Lara Croft is one of video games’s biggest icons. Even those not familiar with the wonky original 3D titles or the recently rebooted series know who Croft is, even if they can’t recognize her, or tell you what she’s like. This is what it means to be an icon. Your image and name are so pervasive throughout culture that it’s almost too easy to find someone who can recognize what your name means.
And, as with most icons these days, there’s a new movie out now, succinctly called Tomb Raider. It heavily draws on the images and the allure of the games to translate the experience into a movie, but it is not fluent in the language. This new Tomb Raider is fun at times, and mildly interesting at others. In the end, however, it fails to recreate the experience of the games.
Director: Roar Uthaug
Release Date: March 16, 2018
The first thing you’ll notice about this new Tomb Raider is that it pulls most of its elements from the 2013 Crystal Dynamics developed Tomb Raider game. The storyline is eerily similar as well. Lara (Alicia Vikander) is stranded on the mysterious island of Yamatai after her ship the Endurance sinks due to particularly harsh conditions at sea. Set-pieces from the game are repurposed, as are the over-the-top ludicrous amounts of damage that Lara can take without dying horribly. Seriously. There are moments here that nearly rival the now infamous rebar fall from the 2013 Tomb Raider game.

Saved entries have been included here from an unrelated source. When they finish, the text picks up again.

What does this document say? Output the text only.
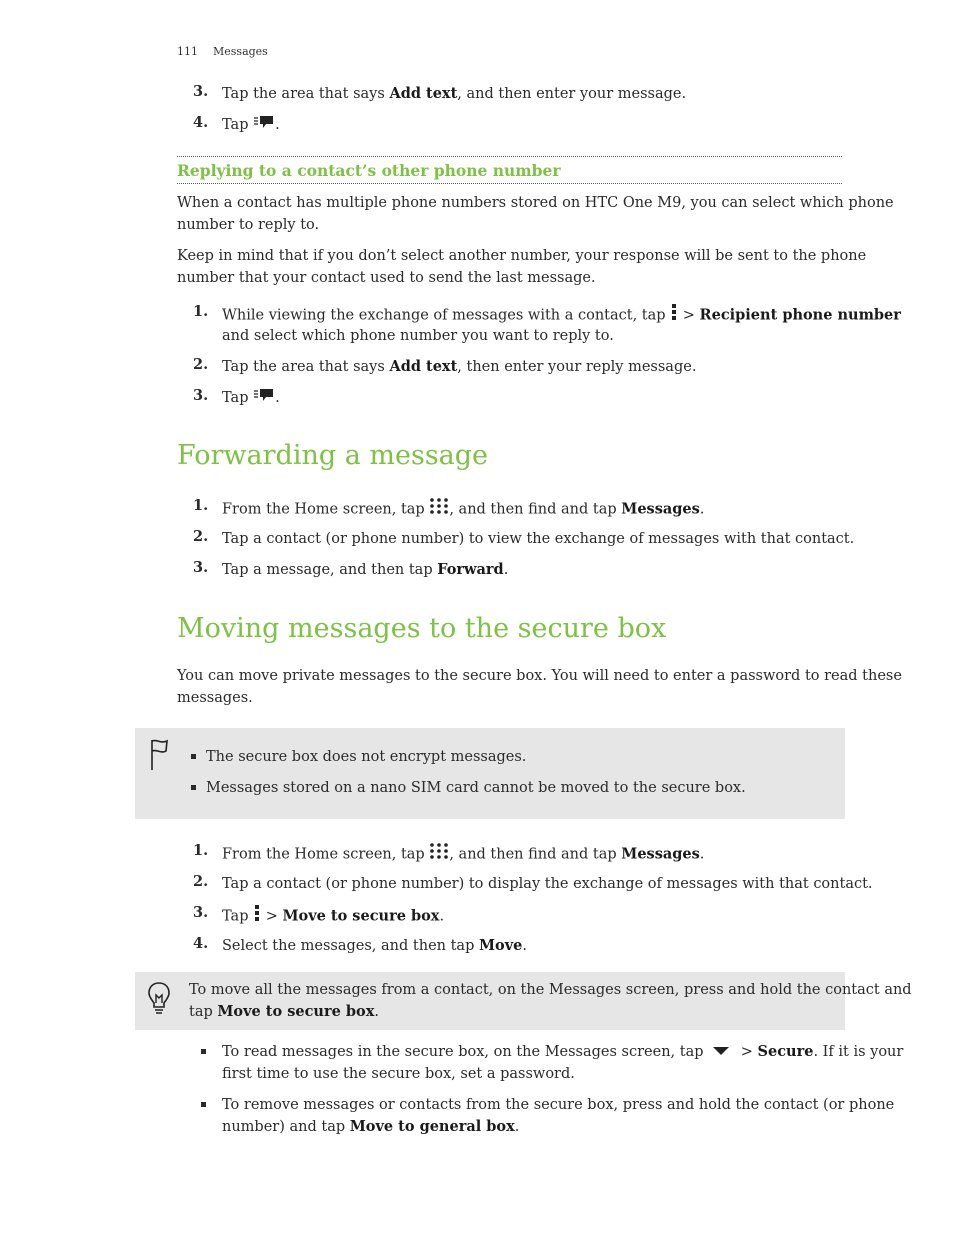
111 Messages
3. Tap the area that says Add text, and then enter your message.
4. Tap .
Replying to a contact’s other phone number
When a contact has multiple phone numbers stored on HTC One M9, you can select which phone
number to reply to.
Keep in mind that if you don’t select another number, your response will be sent to the phone
number that your contact used to send the last message.
1. While viewing the exchange of messages with a contact, tap  > Recipient phone number
and select which phone number you want to reply to.
2. Tap the area that says Add text, then enter your reply message.
3. Tap .
Forwarding a message
1. From the Home screen, tap , and then find and tap Messages.
2. Tap a contact (or phone number) to view the exchange of messages with that contact.
3. Tap a message, and then tap Forward.
Moving messages to the secure box
You can move private messages to the secure box. You will need to enter a password to read these
messages.
The secure box does not encrypt messages.
Messages stored on a nano SIM card cannot be moved to the secure box.
1. From the Home screen, tap , and then find and tap Messages.
2. Tap a contact (or phone number) to display the exchange of messages with that contact.
3. Tap  > Move to secure box.
4. Select the messages, and then tap Move.
To move all the messages from a contact, on the Messages screen, press and hold the contact and
tap Move to secure box.
To read messages in the secure box, on the Messages screen, tap  > Secure. If it is your
first time to use the secure box, set a password.
To remove messages or contacts from the secure box, press and hold the contact (or phone
number) and tap Move to general box.
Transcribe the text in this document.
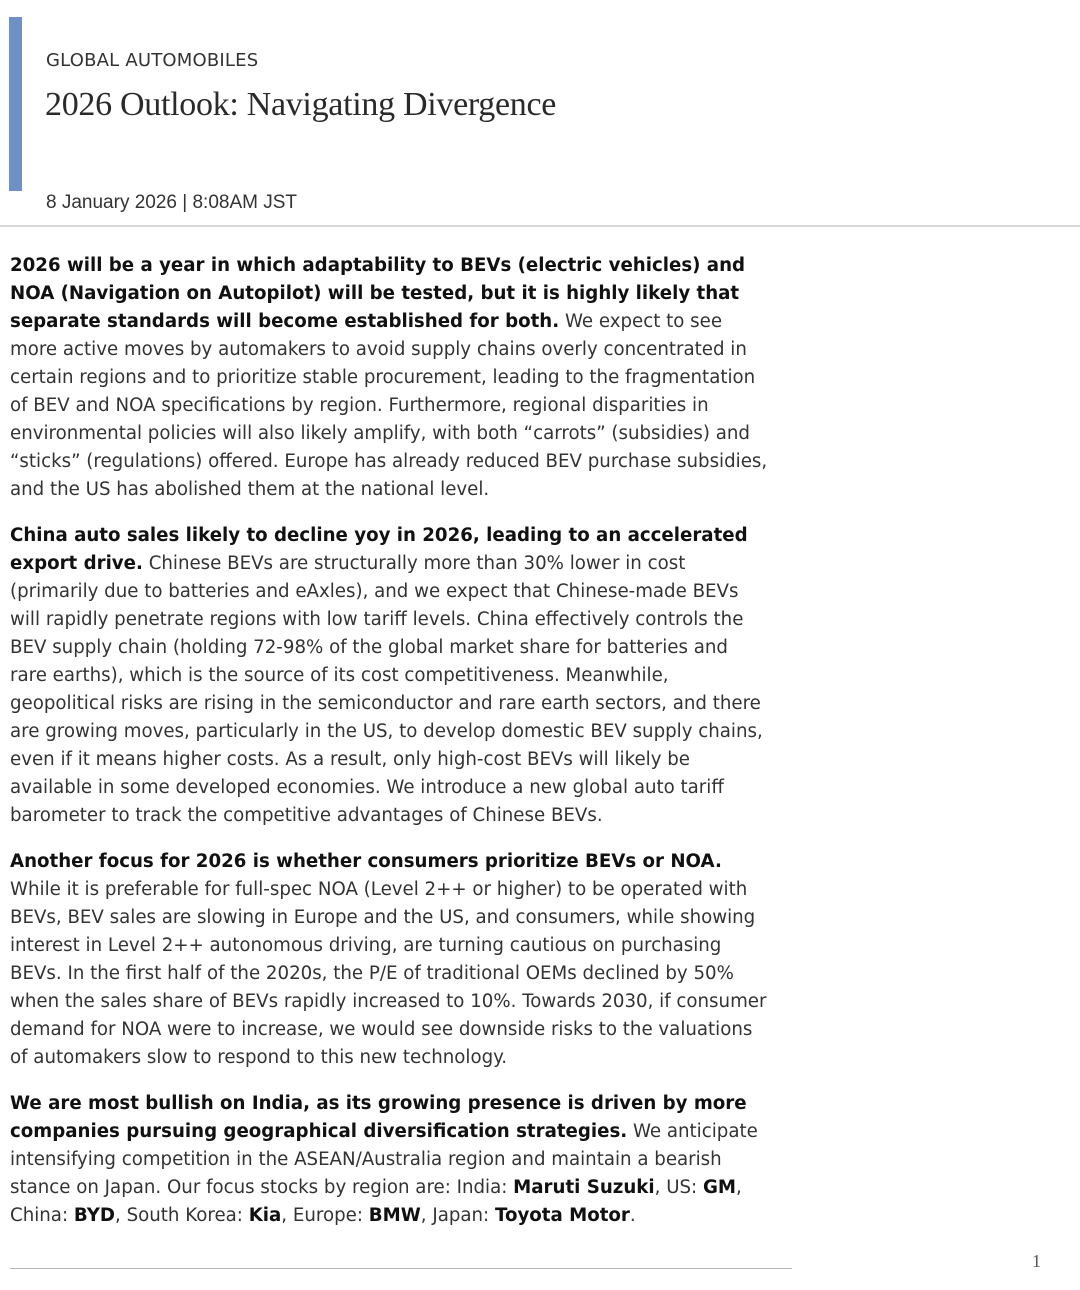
GLOBAL AUTOMOBILES
2026 Outlook: Navigating Divergence
8 January 2026 | 8:08AM JST

2026 will be a year in which adaptability to BEVs (electric vehicles) and NOA (Navigation on Autopilot) will be tested, but it is highly likely that separate standards will become established for both. We expect to see more active moves by automakers to avoid supply chains overly concentrated in certain regions and to prioritize stable procurement, leading to the fragmentation of BEV and NOA specifications by region. Furthermore, regional disparities in environmental policies will also likely amplify, with both “carrots” (subsidies) and “sticks” (regulations) offered. Europe has already reduced BEV purchase subsidies, and the US has abolished them at the national level.

China auto sales likely to decline yoy in 2026, leading to an accelerated export drive. Chinese BEVs are structurally more than 30% lower in cost (primarily due to batteries and eAxles), and we expect that Chinese-made BEVs will rapidly penetrate regions with low tariff levels. China effectively controls the BEV supply chain (holding 72-98% of the global market share for batteries and rare earths), which is the source of its cost competitiveness. Meanwhile, geopolitical risks are rising in the semiconductor and rare earth sectors, and there are growing moves, particularly in the US, to develop domestic BEV supply chains, even if it means higher costs. As a result, only high-cost BEVs will likely be available in some developed economies. We introduce a new global auto tariff barometer to track the competitive advantages of Chinese BEVs.

Another focus for 2026 is whether consumers prioritize BEVs or NOA. While it is preferable for full-spec NOA (Level 2++ or higher) to be operated with BEVs, BEV sales are slowing in Europe and the US, and consumers, while showing interest in Level 2++ autonomous driving, are turning cautious on purchasing BEVs. In the first half of the 2020s, the P/E of traditional OEMs declined by 50% when the sales share of BEVs rapidly increased to 10%. Towards 2030, if consumer demand for NOA were to increase, we would see downside risks to the valuations of automakers slow to respond to this new technology.

We are most bullish on India, as its growing presence is driven by more companies pursuing geographical diversification strategies. We anticipate intensifying competition in the ASEAN/Australia region and maintain a bearish stance on Japan. Our focus stocks by region are: India: Maruti Suzuki, US: GM, China: BYD, South Korea: Kia, Europe: BMW, Japan: Toyota Motor.

1
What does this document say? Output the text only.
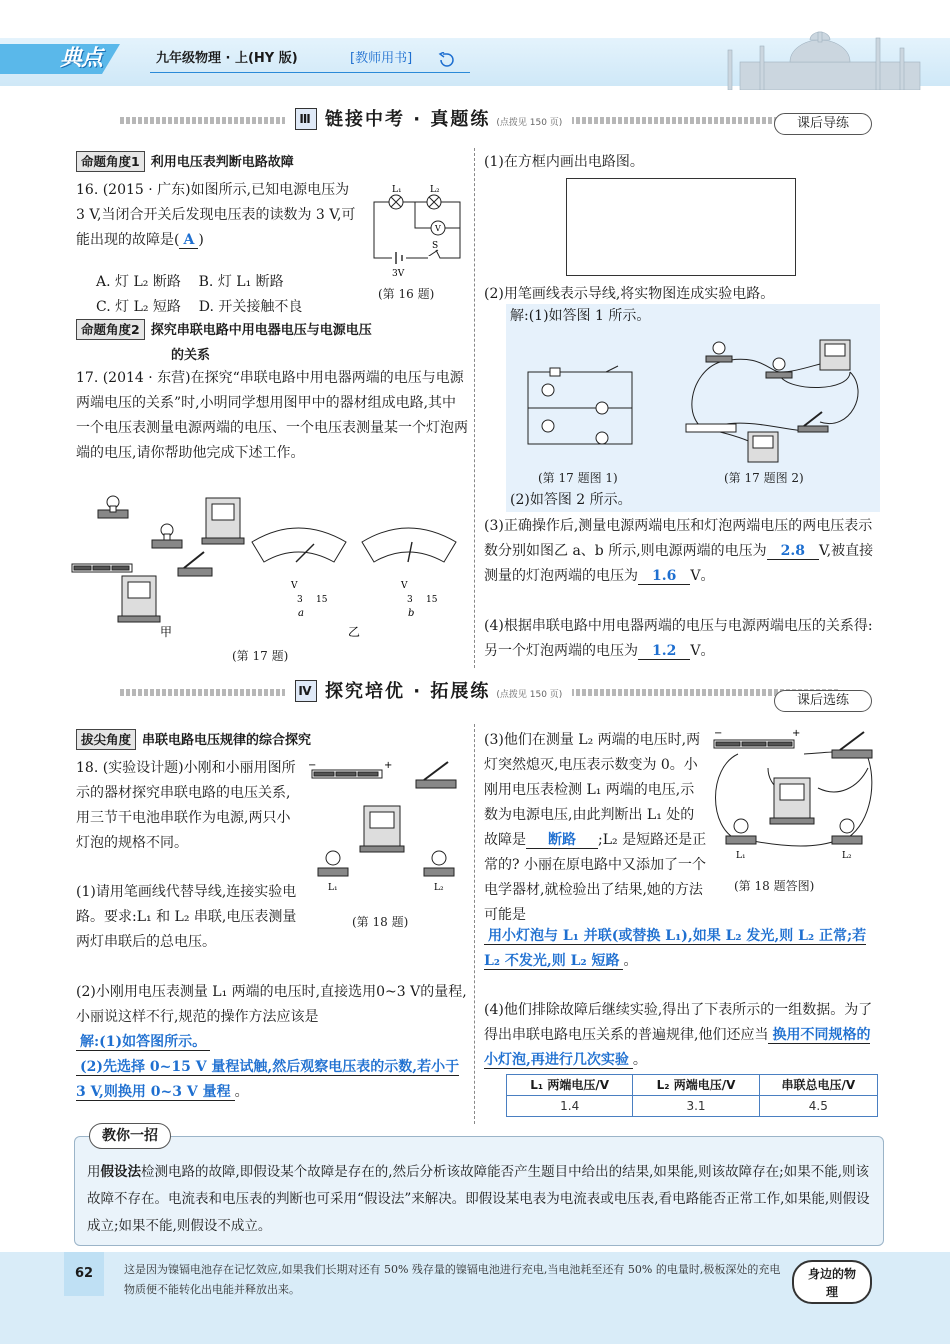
典点	九年级物理 · 上(HY 版)	[教师用书]
Ⅲ 链接中考 · 真题练 (点拨见 150 页)	课后导练
命题角度1 利用电压表判断电路故障
16. (2015 · 广东)如图所示,已知电源电压为 3 V,当闭合开关后发现电压表的读数为 3 V,可能出现的故障是( A )
A. 灯 L₂ 断路 B. 灯 L₁ 断路
C. 灯 L₂ 短路 D. 开关接触不良
L₁	L₂
V
S
3V
(第 16 题)
命题角度2 探究串联电路中用电器电压与电源电压
的关系
17. (2014 · 东营)在探究“串联电路中用电器两端的电压与电源两端电压的关系”时,小明同学想用图甲中的器材组成电路,其中一个电压表测量电源两端的电压、一个电压表测量某一个灯泡两端的电压,请你帮助他完成下述工作。
甲
V
3 15
a
V
3 15
b
乙
(第 17 题)
(1)在方框内画出电路图。
(2)用笔画线表示导线,将实物图连成实验电路。
解:(1)如答图 1 所示。
(第 17 题图 1)	(第 17 题图 2)
(2)如答图 2 所示。
(3)正确操作后,测量电源两端电压和灯泡两端电压的两电压表示数分别如图乙 a、b 所示,则电源两端的电压为 2.8 V,被直接测量的灯泡两端的电压为 1.6 V。
(4)根据串联电路中用电器两端的电压与电源两端电压的关系得:另一个灯泡两端的电压为 1.2 V。
Ⅳ 探究培优 · 拓展练 (点拨见 150 页)	课后选练
拔尖角度 串联电路电压规律的综合探究
18. (实验设计题)小刚和小丽用图所示的器材探究串联电路的电压关系,用三节干电池串联作为电源,两只小灯泡的规格不同。
−	+
L₁	L₂
(1)请用笔画线代替导线,连接实验电路。要求:L₁ 和 L₂ 串联,电压表测量两灯串联后的总电压。
(第 18 题)
(2)小刚用电压表测量 L₁ 两端的电压时,直接选用0~3 V的量程,小丽说这样不行,规范的操作方法应该是
解:(1)如答图所示。
(2)先选择 0~15 V 量程试触,然后观察电压表的示数,若小于3 V,则换用 0~3 V 量程 。
(3)他们在测量 L₂ 两端的电压时,两灯突然熄灭,电压表示数变为 0。小刚用电压表检测 L₁ 两端的电压,示数为电源电压,由此判断出 L₁ 处的故障是 断路 ;L₂ 是短路还是正常的? 小丽在原电路中又添加了一个电学器材,就检验出了结果,她的方法可能是
用小灯泡与 L₁ 并联(或替换 L₁),如果 L₂ 发光,则 L₂ 正常;若 L₂ 不发光,则 L₂ 短路 。
−	+
L₁	L₂
(第 18 题答图)
(4)他们排除故障后继续实验,得出了下表所示的一组数据。为了得出串联电路电压关系的普遍规律,他们还应当 换用不同规格的小灯泡,再进行几次实验 。
L₁ 两端电压/V	L₂ 两端电压/V	串联总电压/V
1.4	3.1	4.5
教你一招
用假设法检测电路的故障,即假设某个故障是存在的,然后分析该故障能否产生题目中给出的结果,如果能,则该故障存在;如果不能,则该故障不存在。电流表和电压表的判断也可采用“假设法”来解决。即假设某电表为电流表或电压表,看电路能否正常工作,如果能,则假设成立;如果不能,则假设不成立。
62	这是因为镍镉电池存在记忆效应,如果我们长期对还有 50% 残存量的镍镉电池进行充电,当电池耗至还有 50% 的电量时,极板深处的充电物质便不能转化出电能并释放出来。
身边的物理
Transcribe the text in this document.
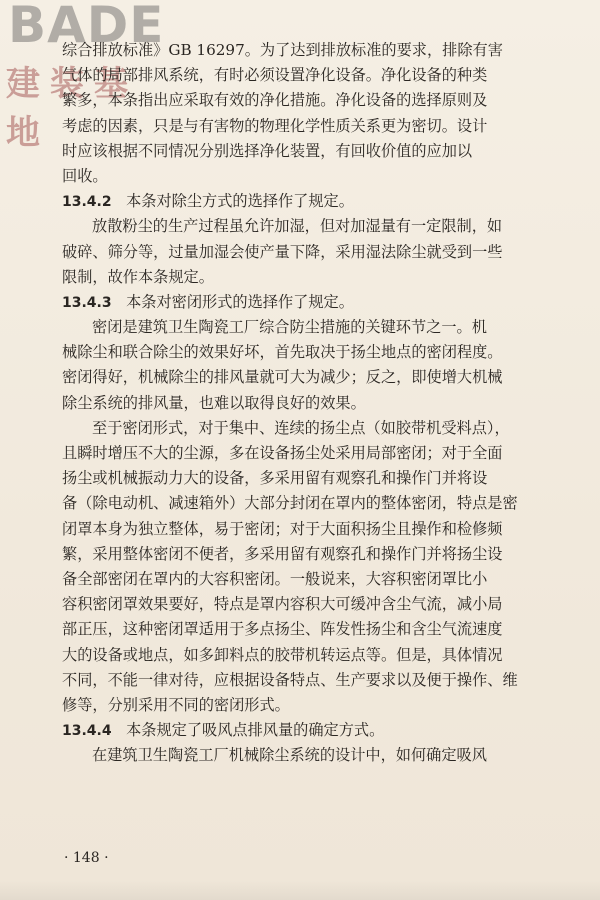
BADE
建装基地
综合排放标准》GB 16297。为了达到排放标准的要求，排除有害
气体的局部排风系统，有时必须设置净化设备。净化设备的种类
繁多，本条指出应采取有效的净化措施。净化设备的选择原则及
考虑的因素，只是与有害物的物理化学性质关系更为密切。设计
时应该根据不同情况分别选择净化装置，有回收价值的应加以
回收。
13.4.2 本条对除尘方式的选择作了规定。
放散粉尘的生产过程虽允许加湿，但对加湿量有一定限制，如
破碎、筛分等，过量加湿会使产量下降，采用湿法除尘就受到一些
限制，故作本条规定。
13.4.3 本条对密闭形式的选择作了规定。
密闭是建筑卫生陶瓷工厂综合防尘措施的关键环节之一。机
械除尘和联合除尘的效果好坏，首先取决于扬尘地点的密闭程度。
密闭得好，机械除尘的排风量就可大为减少；反之，即使增大机械
除尘系统的排风量，也难以取得良好的效果。
至于密闭形式，对于集中、连续的扬尘点（如胶带机受料点），
且瞬时增压不大的尘源，多在设备扬尘处采用局部密闭；对于全面
扬尘或机械振动力大的设备，多采用留有观察孔和操作门并将设
备（除电动机、减速箱外）大部分封闭在罩内的整体密闭，特点是密
闭罩本身为独立整体，易于密闭；对于大面积扬尘且操作和检修频
繁，采用整体密闭不便者，多采用留有观察孔和操作门并将扬尘设
备全部密闭在罩内的大容积密闭。一般说来，大容积密闭罩比小
容积密闭罩效果要好，特点是罩内容积大可缓冲含尘气流，减小局
部正压，这种密闭罩适用于多点扬尘、阵发性扬尘和含尘气流速度
大的设备或地点，如多卸料点的胶带机转运点等。但是，具体情况
不同，不能一律对待，应根据设备特点、生产要求以及便于操作、维
修等，分别采用不同的密闭形式。
13.4.4 本条规定了吸风点排风量的确定方式。
在建筑卫生陶瓷工厂机械除尘系统的设计中，如何确定吸风
· 148 ·
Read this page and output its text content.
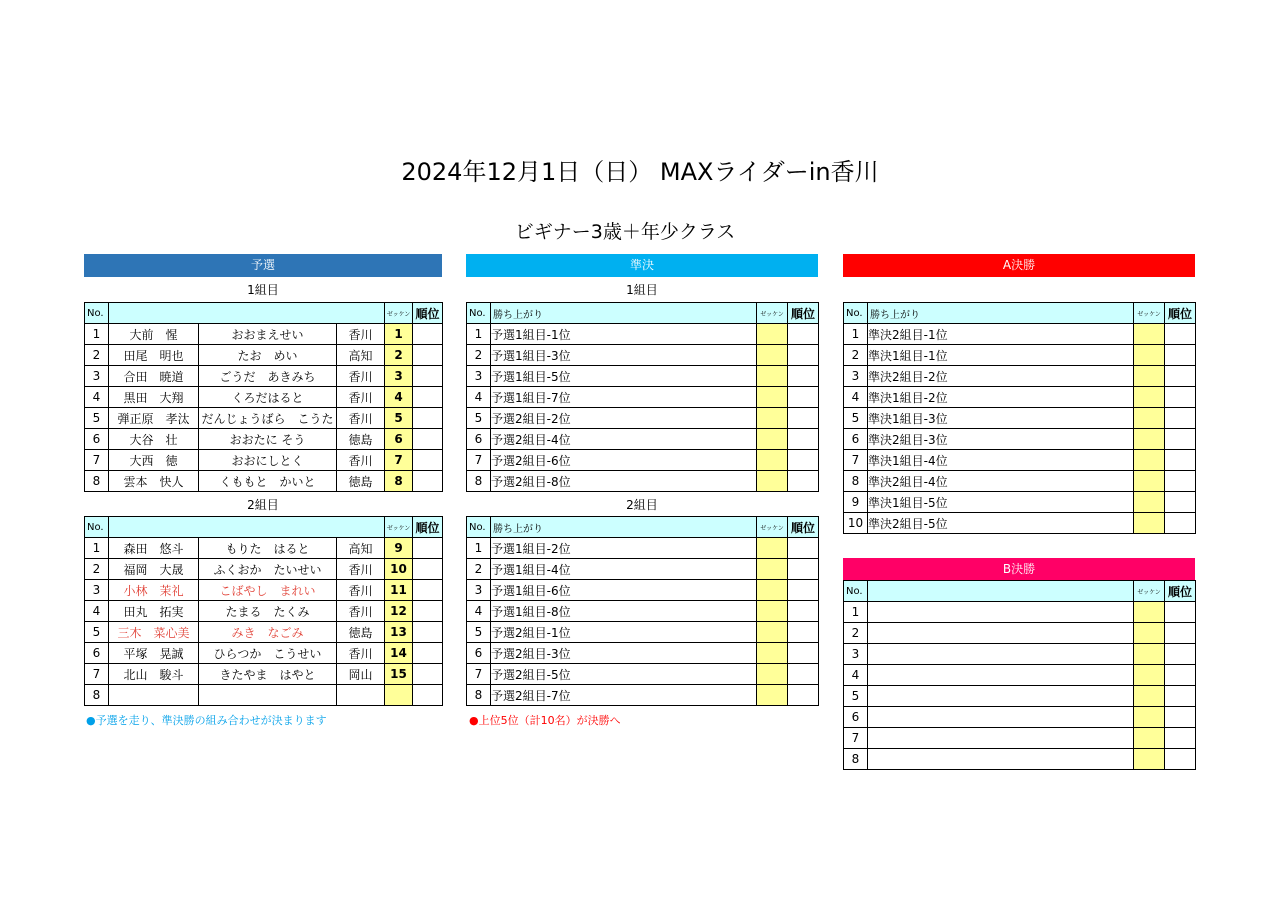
2024年12月1日（日） MAXライダーin香川
ビギナー3歳＋年少クラス
予選	準決	A決勝
B決勝
1組目
2組目
1組目
2組目
No.				ゼッケン	順位
1	大前　惺	おおまえせい	香川	1	
2	田尾　明也	たお　めい	高知	2	
3	合田　暁道	ごうだ　あきみち	香川	3	
4	黒田　大翔	くろだはると	香川	4	
5	弾正原　孝汰	だんじょうばら　こうた	香川	5	
6	大谷　壮	おおたに そう	徳島	6	
7	大西　徳	おおにしとく	香川	7	
8	雲本　快人	くももと　かいと	徳島	8	
No.				ゼッケン	順位
1	森田　悠斗	もりた　はると	高知	9	
2	福岡　大晟	ふくおか　たいせい	香川	10	
3	小林　茉礼	こばやし　まれい	香川	11	
4	田丸　拓実	たまる　たくみ	香川	12	
5	三木　菜心美	みき　なごみ	徳島	13	
6	平塚　晃誠	ひらつか　こうせい	香川	14	
7	北山　駿斗	きたやま　はやと	岡山	15	
8					
No.	勝ち上がり	ゼッケン	順位
1	予選1組目-1位		
2	予選1組目-3位		
3	予選1組目-5位		
4	予選1組目-7位		
5	予選2組目-2位		
6	予選2組目-4位		
7	予選2組目-6位		
8	予選2組目-8位		
No.	勝ち上がり	ゼッケン	順位
1	予選1組目-2位		
2	予選1組目-4位		
3	予選1組目-6位		
4	予選1組目-8位		
5	予選2組目-1位		
6	予選2組目-3位		
7	予選2組目-5位		
8	予選2組目-7位		
No.	勝ち上がり	ゼッケン	順位
1	準決2組目-1位		
2	準決1組目-1位		
3	準決2組目-2位		
4	準決1組目-2位		
5	準決1組目-3位		
6	準決2組目-3位		
7	準決1組目-4位		
8	準決2組目-4位		
9	準決1組目-5位		
10	準決2組目-5位		
No.		ゼッケン	順位
1			
2			
3			
4			
5			
6			
7			
8			
●予選を走り、準決勝の組み合わせが決まります	●上位5位（計10名）が決勝へ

The weakest element of Tomb Raider is how hard it leans into the games. During action sequences, story moments, and everything in-between, I couldn’t help but see how much was ripped straight from the recently rebooted games. Vikander’s Lara has the exact same outfit and weapons. Several action sequences were simply re-purposed in movie form, as was the outline of the plot. And the new additions are mostly unwelcome, mainly because they fiddle with Lara’s characterization that the rebooted games got so right.
That means the story in this Tomb Raider isn’t anything to write home about. There’s an attempt to throw a few interesting twists and turns into the film, especially regarding the realism of the more mystical elements in the Tomb Raider series. But it doesn’t hold your attention. It’s a decent excuse to have Lara Croft and sometimes Lu Ren (Daniel Wu) get thrown into thrilling action sequences, but not much more.
And hey, isn’t that why we’re here? This is Tomb Raider after all, not an intricately crafted character drama. There isn’t that much of a need for an interesting story. However, the audience does need to latch onto something. That something is Lara Croft.
Unfortunately, Lara’s character has comparable structural integrity to the derelict planes she loves to jump from. She consistently wavers between being a puzzle-solving master and complete moron, who throws herself into unnecessary danger whenever she pleases. Her strongest points of characterization come before she arrives at the island. Her time in London shows that she’s at least alert and reasonably smart in her job as a courier. Yet once she encounters real danger on Yamatai, that characterization goes right out the window. She does incredibly stupid things that stretch the believability that she’s a real person.
I’m coming across a bit negative, but this really isn’t that bad of a movie. For starters, most of the acting is decent. Vikander comes across as wooden at times, but can add a touch of color to her lines that eases her right into the role. Wu also provides a much-needed human element, being the more skeptical and relatable character in the midst of the havoc wreaked by Trinity. Walton Goggins performs well as our main villain Mathias Vogel, feeling just intimidating enough to give this movie stakes — aside from the world-ending consequences if Lara were to fail.
The action scenes are pretty fun as well. As much as I cringe at the tremendous damage Lara suffers through, these escape sequences and incredible feats are just as fun as they were in the game. Getting whipped through trees, falling into rivers, and loosing arrows into goons is all good, mindless action. It isn’t overly choreographed, and when Croft hacks into someone with a climbing axe, the visceral satisfaction is incredible.
It is somewhat undercut, however, by the lack of convincing effects for the more elaborate set-pieces. Wide shots without any CGI look crisp, but as soon as effects are involved, the image becomes fuzzy and disconnected. I liked a lot of the action shown onscreen, but at times I felt the need to squint at the movie to make out any sort of detail. Instead of clear action, we’re treated to a jagged image that evokes the poor CGI of Indiana Jones and the Kingdom of the Crystal Skull.
I’m not sure how I feel about this Tomb Raider movie. For a video game movie, it avoids being a complete disaster like the recent Assassin’s Creed movie was. The action is exciting, and the acting is far better than what we’re used to getting in these kinds of movies. However, there’s no discernible reason to see this movie over playing the game. This movie has several screws loose that the game already had bolted in, and the flaws in this movie hold it back from becoming anything special. Tomb Raider is an enjoyable, if forgettable, action flick that won’t offend and won’t impress.
You might just want to play the game.